Networking Interop
By Heidi Genoist -- Tradeshow Week, 5/29/2006
Las Vegas—Show managers: Want to offer free Internet service to all your exhibitors? All it takes is four staff members who spend half their time finding vendor sponsors to donate the equipment and managing the dozens of industry volunteers who put it all together.
Oh yeah, and a venue that's willing to give up its Internet service revenue.
That's exactly what is behind InteropNet at CMP Media's Interop, the annual information technology tradeshow for networking professionals.
According to preliminary numbers, this year's show April 30–May 5 at Mandalay Bay Resort & Casino drew 18,300 attendees (including exhibitors) to visit 375 exhibiting companies, none of which paid a single dime for their booth Internet service.
Because Interop is now the country's largest and longest-standing convention and exhibition for Internet technology, participants see it as the ideal place to show off their latest equipment to a captive audience. They do this by building and running the show's network, InteropNet, from the ground up, including cables, switches, servers, routers — the whole shebang.
It's a mammoth undertaking. Glenn Evans, the lead network engineer for CMP's business technology group, said the project takes up half of his time.

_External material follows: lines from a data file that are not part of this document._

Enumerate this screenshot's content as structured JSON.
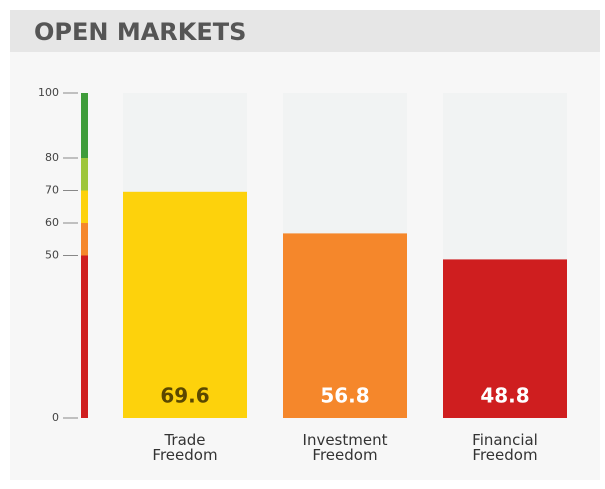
{
  "chart_data": {
    "type": "bar",
    "title": "OPEN MARKETS",
    "categories": [
      "Trade Freedom",
      "Investment Freedom",
      "Financial Freedom"
    ],
    "values": [
      69.6,
      56.8,
      48.8
    ],
    "colors": [
      "#fdd20c",
      "#f5872b",
      "#cf1e1f"
    ],
    "value_label_colors": [
      "#5a4800",
      "#ffffff",
      "#ffffff"
    ],
    "ylim": [
      0,
      100
    ],
    "yticks": [
      0,
      50,
      60,
      70,
      80,
      100
    ],
    "bands": [
      {
        "from": 0,
        "to": 50,
        "color": "#cf1e1f"
      },
      {
        "from": 50,
        "to": 60,
        "color": "#f5872b"
      },
      {
        "from": 60,
        "to": 70,
        "color": "#fdd20c"
      },
      {
        "from": 70,
        "to": 80,
        "color": "#9ec63b"
      },
      {
        "from": 80,
        "to": 100,
        "color": "#3e9c3a"
      }
    ]
  }
}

By all accounts, the volunteers are key to the project's success.
"They're the reason this works," Evans said. "For us to make it happen, all the vendor egos have to be checked at the door."

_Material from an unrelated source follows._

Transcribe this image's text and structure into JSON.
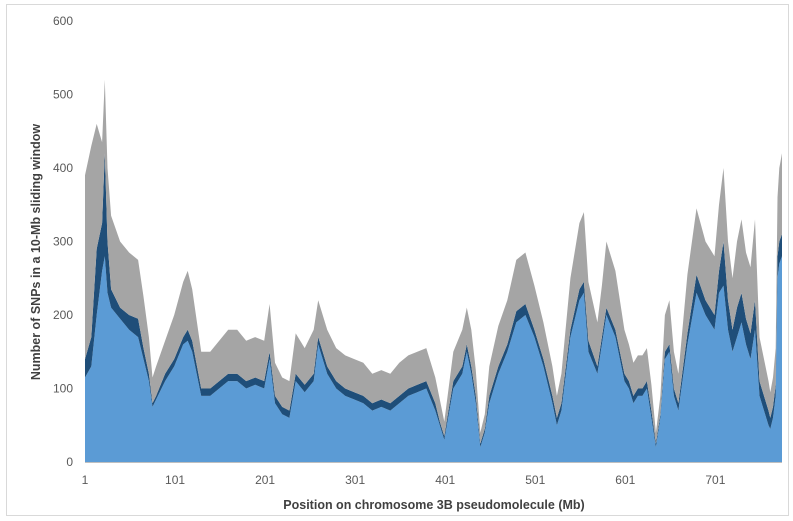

For this year's show, 15 unpaid volunteers gave up to six weeks of their time to make InteropNet happen. After participating in the design process, they travel to Belmont, Calif., several weeks before the show and build the network in an empty warehouse. Once it's operable, they take the whole thing down, ship it to Las Vegas, and put it together again at Mandalay Bay.

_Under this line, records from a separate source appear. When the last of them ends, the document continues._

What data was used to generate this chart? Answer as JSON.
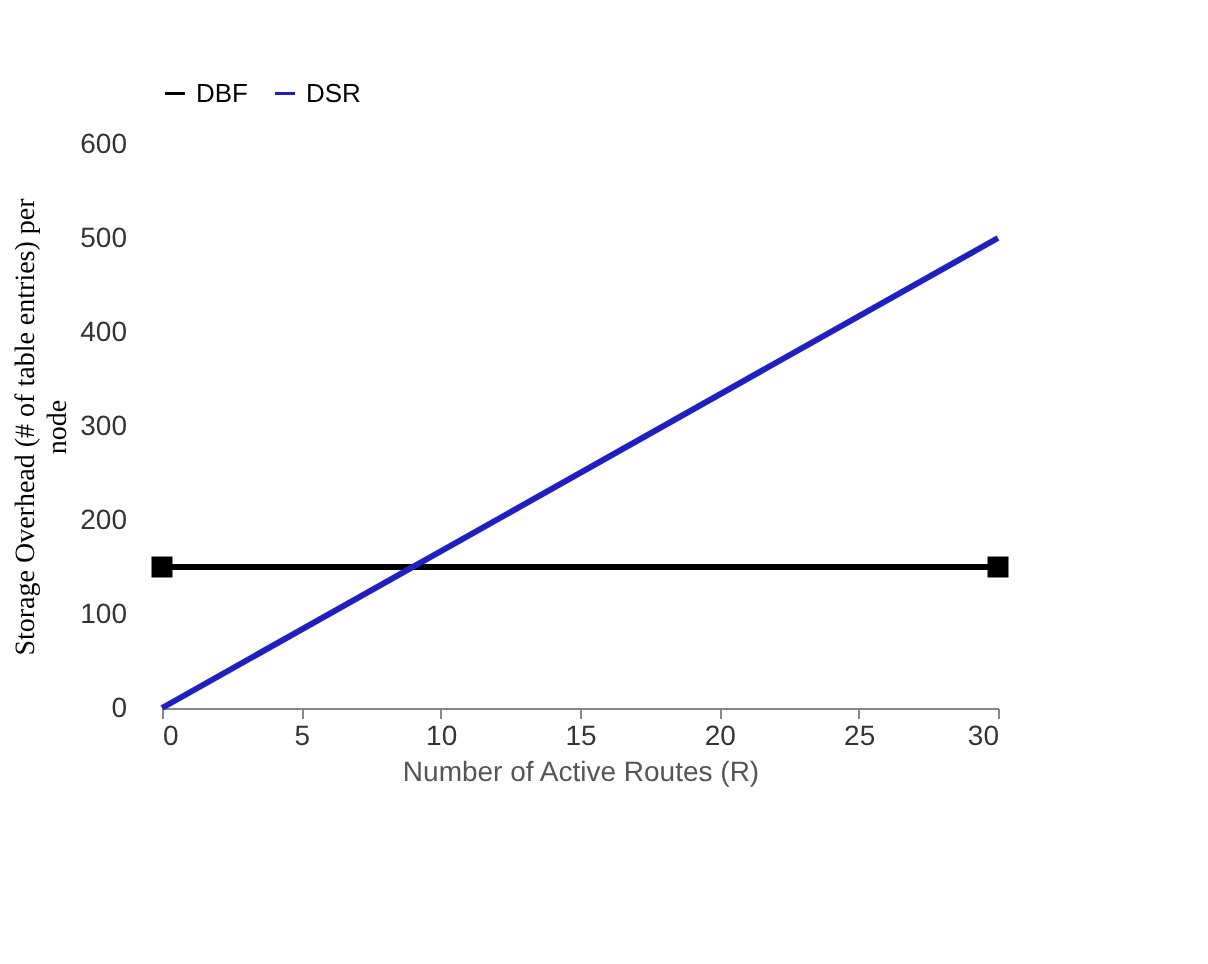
{
  "chart_data": {
    "type": "line",
    "xlabel": "Number of Active Routes (R)",
    "ylabel": "Storage Overhead (# of table entries) per node",
    "x": [
      0,
      30
    ],
    "xlim": [
      0,
      30
    ],
    "xticks": [
      0,
      5,
      10,
      15,
      20,
      25,
      30
    ],
    "ylim": [
      0,
      600
    ],
    "yticks": [
      0,
      100,
      200,
      300,
      400,
      500,
      600
    ],
    "grid": false,
    "legend": "top",
    "series": [
      {
        "name": "DBF",
        "color": "#000000",
        "values": [
          150,
          150
        ],
        "marker": "square"
      },
      {
        "name": "DSR",
        "color": "#2020c0",
        "values": [
          0,
          500
        ],
        "marker": "none"
      }
    ]
  }
}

During the show, nearly 75 people (including staff and on-site volunteers) work on the project. Some get paid leave from their companies, but others don't.
So, why do they do it?
"In my day job, I manage network engineers. I like to go back to my roots and personally put things together," said Brandon Ross.
His day job is as director of network engineering for traffic optimizer Internap, but he's spent more than a month as an InteropNet volunteer for each of the past 10 years. This year, he was a team leader.
Participating in the project has tangible benefits. Vendors submit their latest and greatest inventions to be included in the network. Staging them this way allows for beta testing in an ideal environment.
In addition, CMP promotes InteropNet heavily, meaning that for vendors, as Evans said, "it's a marketing tradeoff."
Sometimes, though, it's not exactly a fair trade. This year, for instance, Evans said InteropNet really tried his patience.
"This time around, we got a lot of new equipment coming in," he said. "The new cable was a couple days late. It's been a bit of a tough one."
The trials didn't go unnoticed to users, either. "You know how it is with anything new that you're trying for the first time," said Patrick Du, technical engineer for flagship exhibitor Cisco Systems. "We had quite a few problems on the first day. Overall, though, it went relatively smoothly."
Perhaps InteropNet's most surprising aspect is that it's even allowed by Mandalay. Exhibit halls are increasingly conscious of exploiting every possible revenue stream.
Yet Evans said it has been easy working with Mandalay Bay's in-house team. The MGM Grand-owned hotel-casino provides the telecom services for the show and lets Interop handle all the networking.
A few members of the hotel's IT team even volunteered to work on InteropNet as a learning experience — and they weren't alone. Local convention telecom and Internet provider Priority Networks also sent some of its engineers to help with InteropNet.
"We've had friction in the past with convention center ISPs (Internet service providers)," Evans said, "but not with Mandalay Bay. It works very well here."
Despite changes in the show's ownership — going most recently from MediaLive Intl. to CMP — organizers feel strongly about continuing the project.
"This will not be killed," said Evans. "It's too cool."